When men see a girl with her body exposed, they don’t see us as women. They see us as objects unless they know you from before they saw you dressed with less clothes. There was a study done where they had the little electrodes taped onto men’s heads. The study showed that the part of men’s brains that was activated when seeing a girl in a bikini was the same part of their brain that they used when using tools. That part of the brain works like, “I use. I pull. I push.” This is not what the men reported but based on their brain activity so you know it’s not biased on what the men thought they should say so as not to look like jerks or pervs. That part of the brain is also the same part where men think of homeless people and drug addicts. They see scantily-clad women, homeless people, and drug addicts as objects with no feelings. But when it came to women who were covered up, their brain saw the women as people with feelings. SHOCKING!

Men know up front whether they are attracted to you or not. Women are sometimes the other way; we may not be attracted initially, but later on, we can think, “I know he’s just a friend, but he could have potential to be more…” Men know in the first three seconds or less whether they would ever be romantically or physically attracted to you. There’s no use in trying to manipulate or change that by buying gifts, being flirty, etc. because it’ll never happen for you and him. There’s a built-in chemical effect that goes on between a man and a woman when they are attracted to each other, and you can’t affect that chemistry by tricks and gimmicks. It’s biological, so you can’t fool with it. It’s just the way it is.
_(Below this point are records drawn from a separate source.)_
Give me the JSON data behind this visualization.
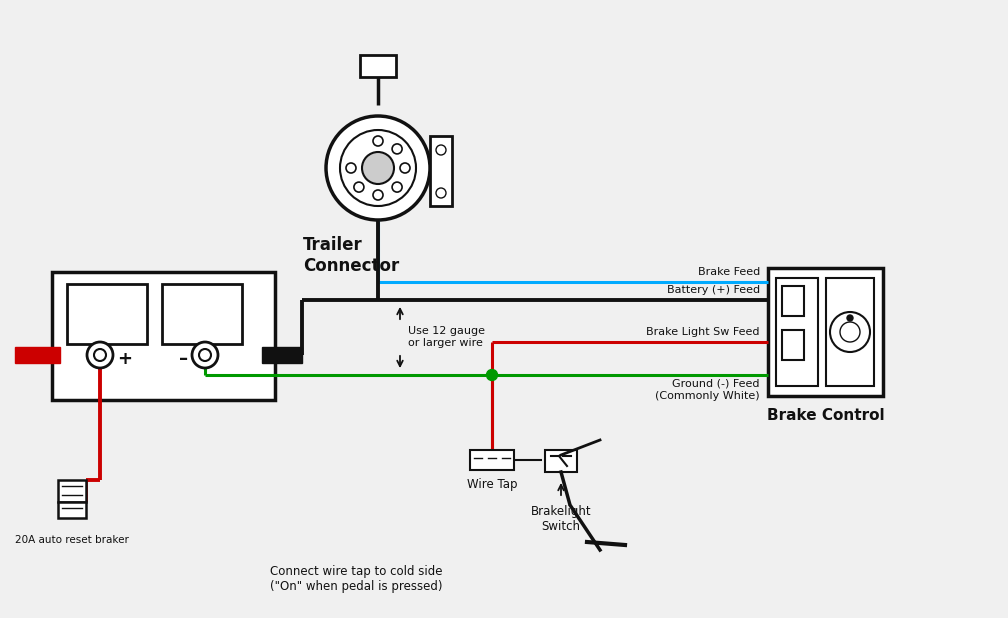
{
  "background_color": "#f0f0f0",
  "colors": {
    "blue": "#00aaff",
    "black": "#1a1a1a",
    "red": "#cc0000",
    "green": "#009900",
    "white": "#ffffff",
    "dark": "#111111",
    "gray": "#888888"
  },
  "labels": {
    "trailer_connector": "Trailer\nConnector",
    "brake_control": "Brake Control",
    "brake_feed": "Brake Feed",
    "battery_feed": "Battery (+) Feed",
    "brake_light_sw": "Brake Light Sw Feed",
    "ground_feed": "Ground (-) Feed\n(Commonly White)",
    "auto_reset": "20A auto reset braker",
    "use_12gauge": "Use 12 gauge\nor larger wire",
    "wire_tap": "Wire Tap",
    "brakelight_switch": "Brakelight\nSwitch",
    "connect_wire_tap": "Connect wire tap to cold side\n(\"On\" when pedal is pressed)"
  }
}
I read in the other book that birth control pills can affect a woman’s biological chemistry. It said that birth control pills can have a negative affect on a woman’s chemistry because she will start to pick the wrong men based on the unnatural attraction. It said women on birth control usually pick a guy with similar biological chemistry as her so that relationship will rarely work. After they get married and she stops the birth control for them to have children, she realizes that their biological chemistry did not mix and that she was fooled by the birth control pill. When it comes to biological chemistry, opposites do attract. So if you are with a guy now, and you are on birth control pills, the book suggested that you get off of them for awhile to see if you really like this person and if he really likes you.

Of course, there are the exceptions to the rules. But those could be about 1 in about 200,000,000. You don’t want to make a lottery out of your romantic chances, so you should just take the advice from these three very honest men. In your case, it’ll probably be how the book said it will be unless a miracle occurs. Hope this helps, ladies!